Some states have moderate or heavy regulation of homeschooling, while other states have few or no regulations at all. In some states, parents simply withdraw their children from school and begin educating them at home. In other states, parents are required to report regularly, show proof of progress, or keep certain kinds of records, like attendance records, lists of subjects being taught, etc. Then there are the “private school” states, where homeschooling is considered to be a type of private school and parents who educate their children at home comply with the same regulations as private schools. With many states, there are multiple ways to homeschool legally, and different laws for each approach. It can be very confusing and bewildering for beginners.

Because each state’s laws are so different, it is important to find out the requirements that govern your home state. Legal requirements change often, and Internet webpages and school division offices often have inaccurate or out-of-date information about homeschooling laws. Your state homeschool organization is usually the best resource for the most accurate, up-to-date information about the laws in your state. If you do not have a state homeschool organization, consult your local homeschool support group for information on your state’s laws.

Accurate and up-to-date information about the legal requirements for homeschooling is vital for homeschooling parents and families considering home education. Understanding what homeschooling families are and are not required to do in order to comply with the law is the best foundation for safeguarding homeschooling freedoms.

It is Easy to Comply with Virginia Homeschooling Law

The Organization of Virginia Homeschoolers encourages you to read and understand Virginia homeschooling laws.

A few good points to know about homeschooling in Virginia:

  • Home instruction is not considered a “school” under Virginia law.
  • You do not need to purchase “legal insurance” to homeschool in Virginia.
  • You do not have to keep attendance records.
  • You do not have to send quarterly progress reports to the school division.
  • We do not have “umbrella schools” to keep our records for us.
  • You do not have to work with a certified teacher.
  • You do have to file annually with the local school division.
  • You do have to test or evaluate the children annually.
  • You do have to submit proof of immunization, if asked.

Children in Virginia between the ages of 5 and 18 as of September 30 of the school year are required to attend school. There is a special provision for children who are younger than age 6 as of September 30 of the school year. Homeschooled children age 16 or older may take the GED if they so choose.

Filing Your Homeschooling Paperwork

You may begin homeschooling your child in Virginia at any time during the school year.

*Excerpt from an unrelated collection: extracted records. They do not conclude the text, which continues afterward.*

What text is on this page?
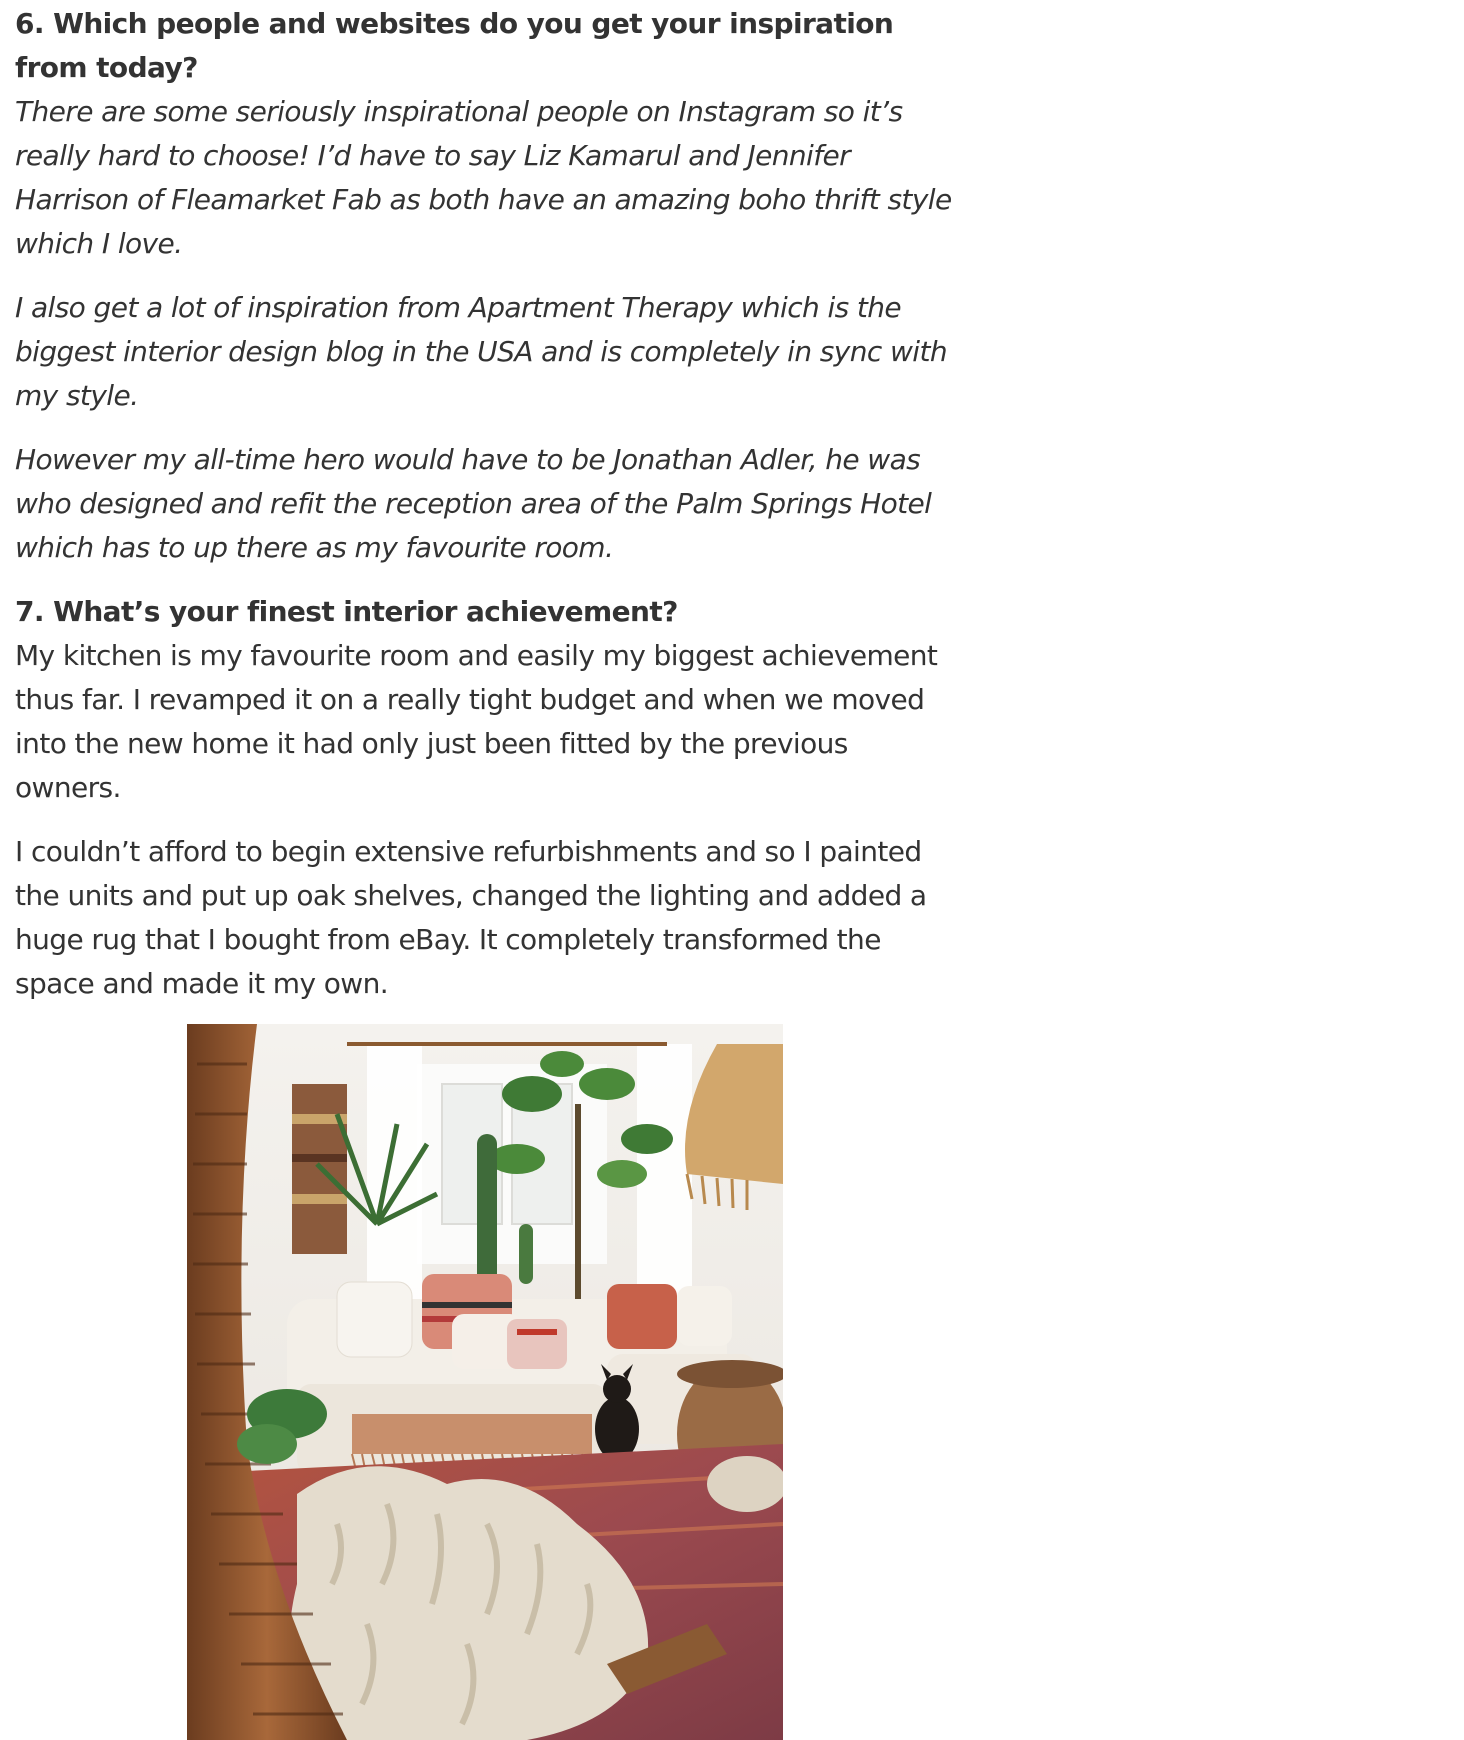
6. Which people and websites do you get your inspiration from today?

There are some seriously inspirational people on Instagram so it’s really hard to choose! I’d have to say Liz Kamarul and Jennifer Harrison of Fleamarket Fab as both have an amazing boho thrift style which I love.

I also get a lot of inspiration from Apartment Therapy which is the biggest interior design blog in the USA and is completely in sync with my style.

However my all-time hero would have to be Jonathan Adler, he was who designed and refit the reception area of the Palm Springs Hotel which has to up there as my favourite room.

7. What’s your finest interior achievement?

My kitchen is my favourite room and easily my biggest achievement thus far. I revamped it on a really tight budget and when we moved into the new home it had only just been fitted by the previous owners.

I couldn’t afford to begin extensive refurbishments and so I painted the units and put up oak shelves, changed the lighting and added a huge rug that I bought from eBay. It completely transformed the space and made it my own.
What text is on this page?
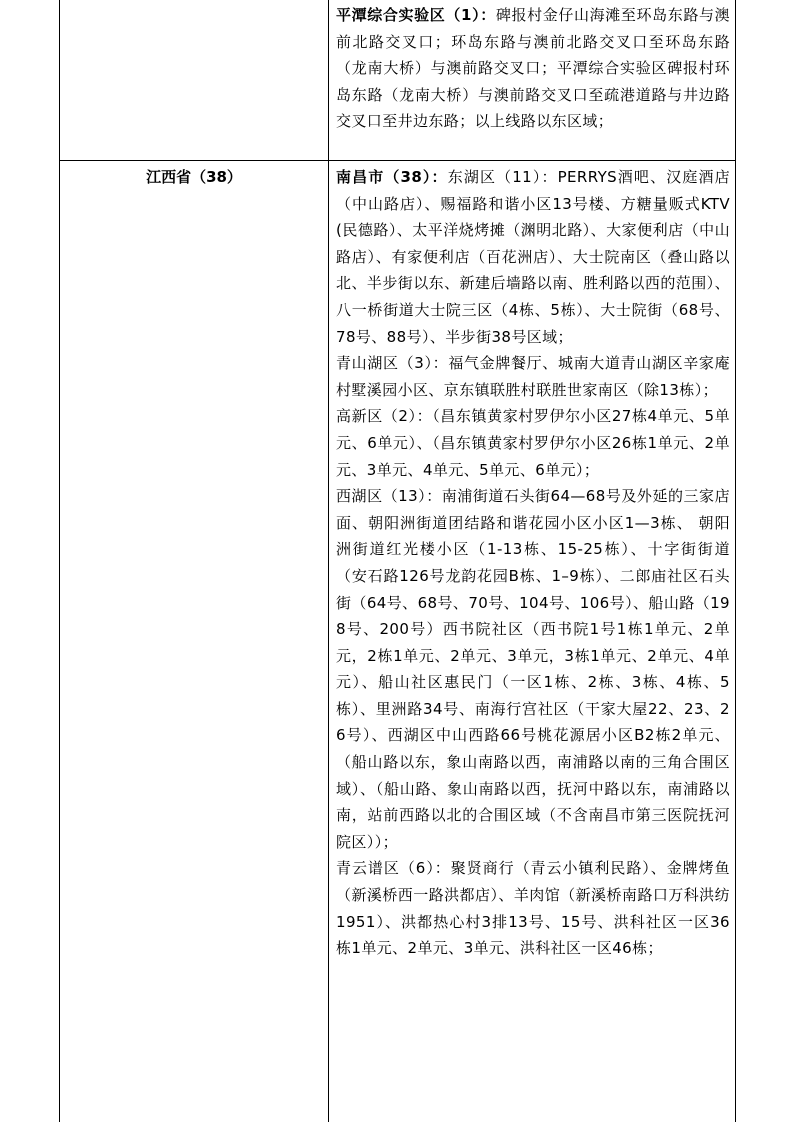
平潭综合实验区（1）：碑报村金仔山海滩至环岛东路与澳前北路交叉口；环岛东路与澳前北路交叉口至环岛东路（龙南大桥）与澳前路交叉口；平潭综合实验区碑报村环岛东路（龙南大桥）与澳前路交叉口至疏港道路与井边路交叉口至井边东路；以上线路以东区域；

江西省（38）	南昌市（38）：东湖区（11）：PERRYS酒吧、汉庭酒店（中山路店）、赐福路和谐小区13号楼、方糖量贩式KTV(民德路）、太平洋烧烤摊（渊明北路）、大家便利店（中山路店）、有家便利店（百花洲店）、大士院南区（叠山路以北、半步街以东、新建后墙路以南、胜利路以西的范围）、八一桥街道大士院三区（4栋、5栋）、大士院街（68号、78号、88号）、半步街38号区域；

青山湖区（3）：福气金牌餐厅、城南大道青山湖区辛家庵村墅溪园小区、京东镇联胜村联胜世家南区（除13栋）；

高新区（2）：（昌东镇黄家村罗伊尔小区27栋4单元、5单元、6单元）、（昌东镇黄家村罗伊尔小区26栋1单元、2单元、3单元、4单元、5单元、6单元）；

西湖区（13）：南浦街道石头街64—68号及外延的三家店面、朝阳洲街道团结路和谐花园小区小区1—3栋、 朝阳洲街道红光楼小区（1-13栋、15-25栋）、十字街街道（安石路126号龙韵花园B栋、1–9栋）、二郎庙社区石头街（64号、68号、70号、104号、106号）、船山路（198号、200号）西书院社区（西书院1号1栋1单元、2单元，2栋1单元、2单元、3单元，3栋1单元、2单元、4单元）、船山社区惠民门（一区1栋、2栋、3栋、4栋、5栋）、里洲路34号、南海行宫社区（干家大屋22、23、26号）、西湖区中山西路66号桃花源居小区B2栋2单元、（船山路以东，象山南路以西，南浦路以南的三角合围区域）、（船山路、象山南路以西，抚河中路以东，南浦路以南，站前西路以北的合围区域（不含南昌市第三医院抚河院区））；

青云谱区（6）：聚贤商行（青云小镇利民路）、金牌烤鱼（新溪桥西一路洪都店）、羊肉馆（新溪桥南路口万科洪纺1951）、洪都热心村3排13号、15号、洪科社区一区36栋1单元、2单元、3单元、洪科社区一区46栋；
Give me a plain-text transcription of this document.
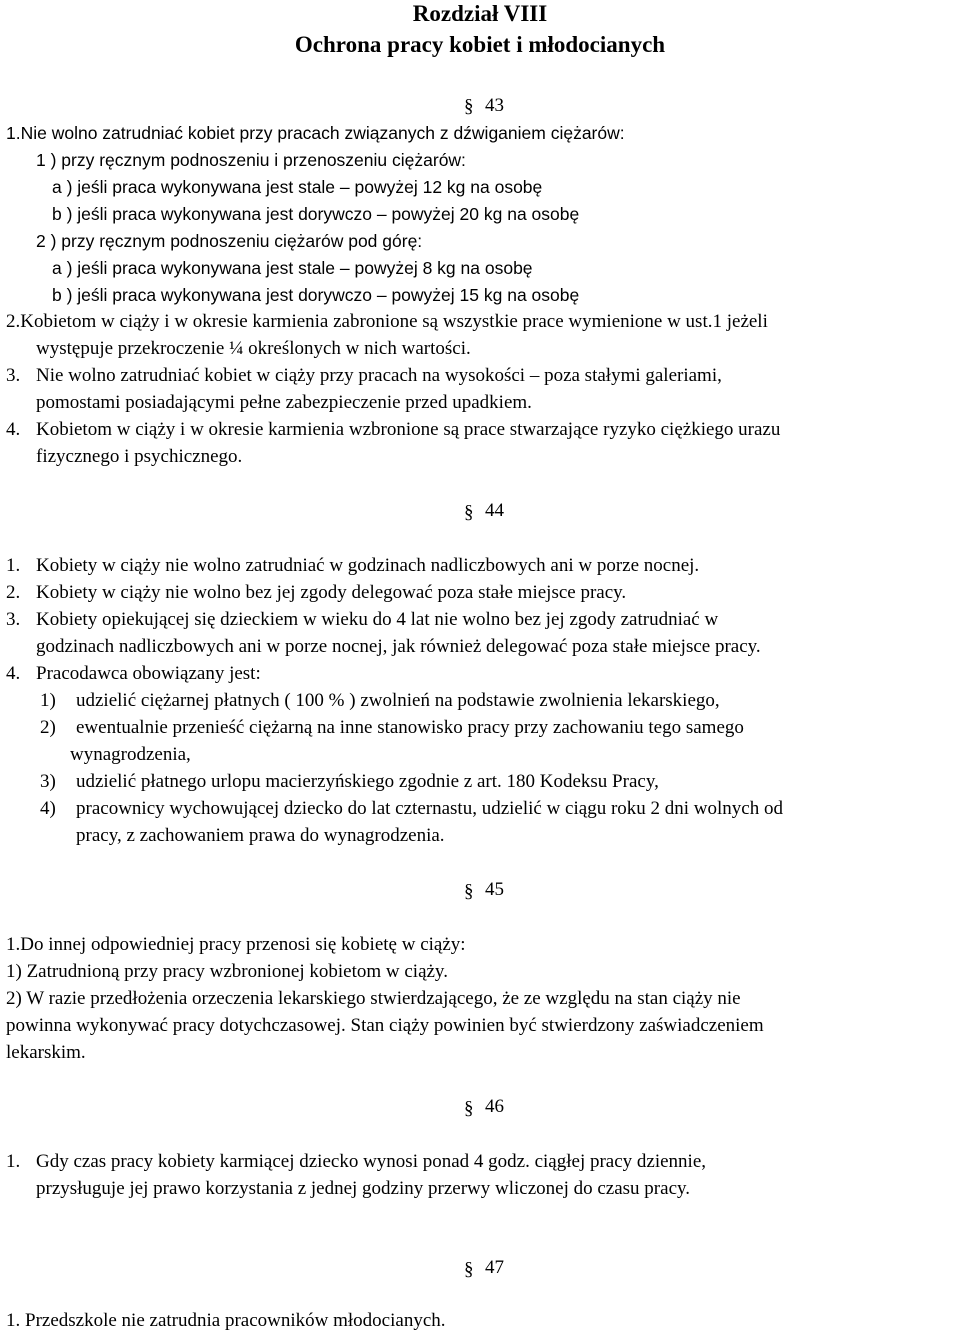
Rozdział VIII
Ochrona pracy kobiet i młodocianych
§ 43
1.Nie wolno zatrudniać kobiet przy pracach związanych z dźwiganiem ciężarów:
1 ) przy ręcznym podnoszeniu i przenoszeniu ciężarów:
a ) jeśli praca wykonywana jest stale – powyżej 12 kg na osobę
b ) jeśli praca wykonywana jest dorywczo – powyżej 20 kg na osobę
2 ) przy ręcznym podnoszeniu ciężarów pod górę:
a ) jeśli praca wykonywana jest stale – powyżej 8 kg na osobę
b ) jeśli praca wykonywana jest dorywczo – powyżej 15 kg na osobę
2.Kobietom w ciąży i w okresie karmienia zabronione są wszystkie prace wymienione w ust.1 jeżeli
występuje przekroczenie ¼ określonych w nich wartości.
3. Nie wolno zatrudniać kobiet w ciąży przy pracach na wysokości – poza stałymi galeriami,
pomostami posiadającymi pełne zabezpieczenie przed upadkiem.
4. Kobietom w ciąży i w okresie karmienia wzbronione są prace stwarzające ryzyko ciężkiego urazu
fizycznego i psychicznego.
§ 44
1. Kobiety w ciąży nie wolno zatrudniać w godzinach nadliczbowych ani w porze nocnej.
2. Kobiety w ciąży nie wolno bez jej zgody delegować poza stałe miejsce pracy.
3. Kobiety opiekującej się dzieckiem w wieku do 4 lat nie wolno bez jej zgody zatrudniać w
godzinach nadliczbowych ani w porze nocnej, jak również delegować poza stałe miejsce pracy.
4. Pracodawca obowiązany jest:
1) udzielić ciężarnej płatnych ( 100 % ) zwolnień na podstawie zwolnienia lekarskiego,
2) ewentualnie przenieść ciężarną na inne stanowisko pracy przy zachowaniu tego samego
wynagrodzenia,
3) udzielić płatnego urlopu macierzyńskiego zgodnie z art. 180 Kodeksu Pracy,
4) pracownicy wychowującej dziecko do lat czternastu, udzielić w ciągu roku 2 dni wolnych od
pracy, z zachowaniem prawa do wynagrodzenia.
§ 45
1.Do innej odpowiedniej pracy przenosi się kobietę w ciąży:
1) Zatrudnioną przy pracy wzbronionej kobietom w ciąży.
2) W razie przedłożenia orzeczenia lekarskiego stwierdzającego, że ze względu na stan ciąży nie
powinna wykonywać pracy dotychczasowej. Stan ciąży powinien być stwierdzony zaświadczeniem
lekarskim.
§ 46
1. Gdy czas pracy kobiety karmiącej dziecko wynosi ponad 4 godz. ciągłej pracy dziennie,
przysługuje jej prawo korzystania z jednej godziny przerwy wliczonej do czasu pracy.
§ 47
1. Przedszkole nie zatrudnia pracowników młodocianych.
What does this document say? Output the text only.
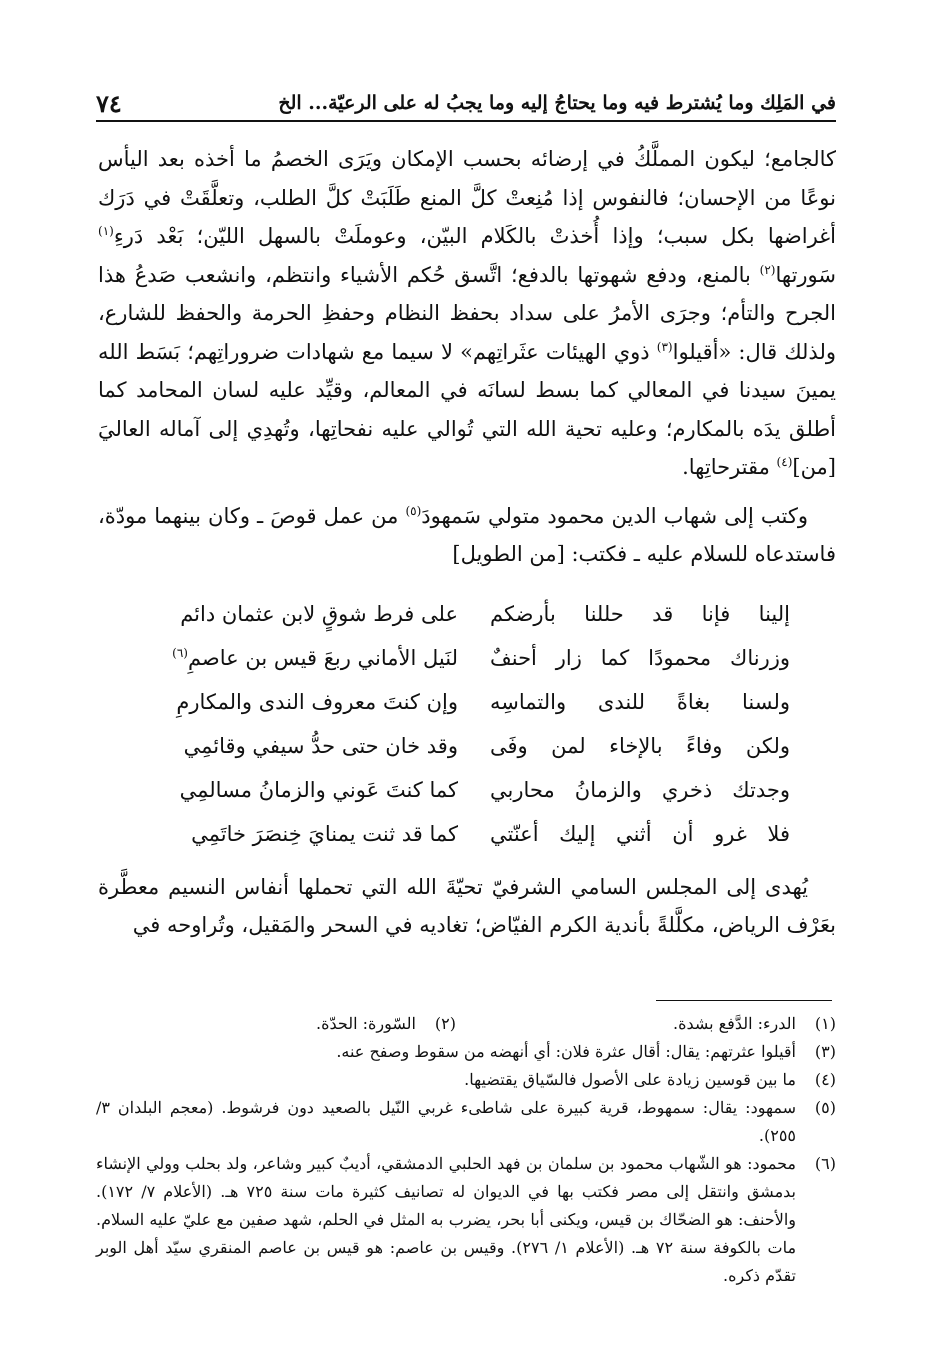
في المَلِك وما يُشترط فيه وما يحتاجُ إليه وما يجبُ له على الرعيّة... الخ
٧٤

كالجامع؛ ليكون المملَّكُ في إرضائه بحسب الإمكان ويَرَى الخصمُ ما أخذه بعد اليأس نوعًا من الإحسان؛ فالنفوس إذا مُنِعتْ كلَّ المنع طَلَبَتْ كلَّ الطلب، وتعلَّقَتْ في دَرَك أغراضها بكل سبب؛ وإذا أُخذتْ بالكَلام البيّن، وعوملَتْ بالسهل الليّن؛ بَعْد دَرءِ$^{(١)}$ سَورتها$^{(٢)}$ بالمنع، ودفع شهوتها بالدفع؛ اتَّسق حُكم الأشياء وانتظم، وانشعب صَدعُ هذا الجرح والتأم؛ وجرَى الأمرُ على سداد بحفظ النظام وحفظِ الحرمة والحفظ للشارع، ولذلك قال: «أقيلوا$^{(٣)}$ ذوي الهيئات عثَراتِهم» لا سيما مع شهادات ضروراتِهم؛ بَسَط الله يمينَ سيدنا في المعالي كما بسط لسانَه في المعالم، وقيِّد عليه لسان المحامد كما أطلق يدَه بالمكارم؛ وعليه تحية الله التي تُوالي عليه نفحاتِها، وتُهدِي إلى آماله العاليَ [من]$^{(٤)}$ مقترحاتِها.

وكتب إلى شهاب الدين محمود متولي سَمهودَ$^{(٥)}$ من عمل قوصَ ـ وكان بينهما مودّة، فاستدعاه للسلام عليه ـ فكتب: [من الطويل]

إلينا فإنا قد حللنا بأرضكم
على فرط شوقٍ لابن عثمان دائم
وزرناك محمودًا كما زار أحنفٌ
لنَيل الأماني ربعَ قيس بن عاصمِ$^{(٦)}$
ولسنا بغاةً للندى والتماسِه
وإن كنتَ معروف الندى والمكارمِ
ولكن وفاءً بالإخاء لمن وفَى
وقد خان حتى حدُّ سيفي وقائمِي
وجدتك ذخري والزمانُ محاربي
كما كنتَ عَوني والزمانُ مسالمِي
فلا غرو أن أثني إليك أعنّتي
كما قد ثنت يمنايَ خِنصَرَ خاتَمِي

يُهدى إلى المجلس السامي الشرفيّ تحيّةَ الله التي تحملها أنفاس النسيم معطَّرة بعَرْف الرياض، مكلَّلةً بأندية الكرم الفيّاض؛ تغاديه في السحر والمَقيل، وتُراوحه في

(١)
الدرء: الدَّفع بشدة.
(٢)
السّورة: الحدّة.
(٣)
أقيلوا عثرتهم: يقال: أقال عثرة فلان: أي أنهضه من سقوط وصفح عنه.
(٤)
ما بين قوسين زيادة على الأصول فالسّياق يقتضيها.
(٥)
سمهود: يقال: سمهوط، قرية كبيرة على شاطىء غربي النّيل بالصعيد دون فرشوط. (معجم البلدان ٣/ ٢٥٥).
(٦)
محمود: هو الشّهاب محمود بن سلمان بن فهد الحلبي الدمشقي، أديبٌ كبير وشاعر، ولد بحلب وولي الإنشاء بدمشق وانتقل إلى مصر فكتب بها في الديوان له تصانيف كثيرة مات سنة ٧٢٥ هـ. (الأعلام ٧/ ١٧٢). والأحنف: هو الضحّاك بن قيس، ويكنى أبا بحر، يضرب به المثل في الحلم، شهد صفين مع عليّ عليه السلام. مات بالكوفة سنة ٧٢ هـ. (الأعلام ١/ ٢٧٦). وقيس بن عاصم: هو قيس بن عاصم المنقري سيّد أهل الوبر تقدّم ذكره.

According to the Home Instruction Statute (§22.1-254.1 B) “any parent who moves into a school division or begins home instruction after the school year has begun shall notify the division superintendent of his intention to provide home instruction as soon as practicable and shall thereafter comply with the requirements of this section within 30 days of such notice.”

Two important notes:

  • Whichever option you choose, if you move to Virginia during the school year, you are required to file with the local school division, even if the school year is almost over.
  • If you move to Virginia during the school year and are filing under the home instruction statute, you are required to test or evaluate, even if the school year is almost over.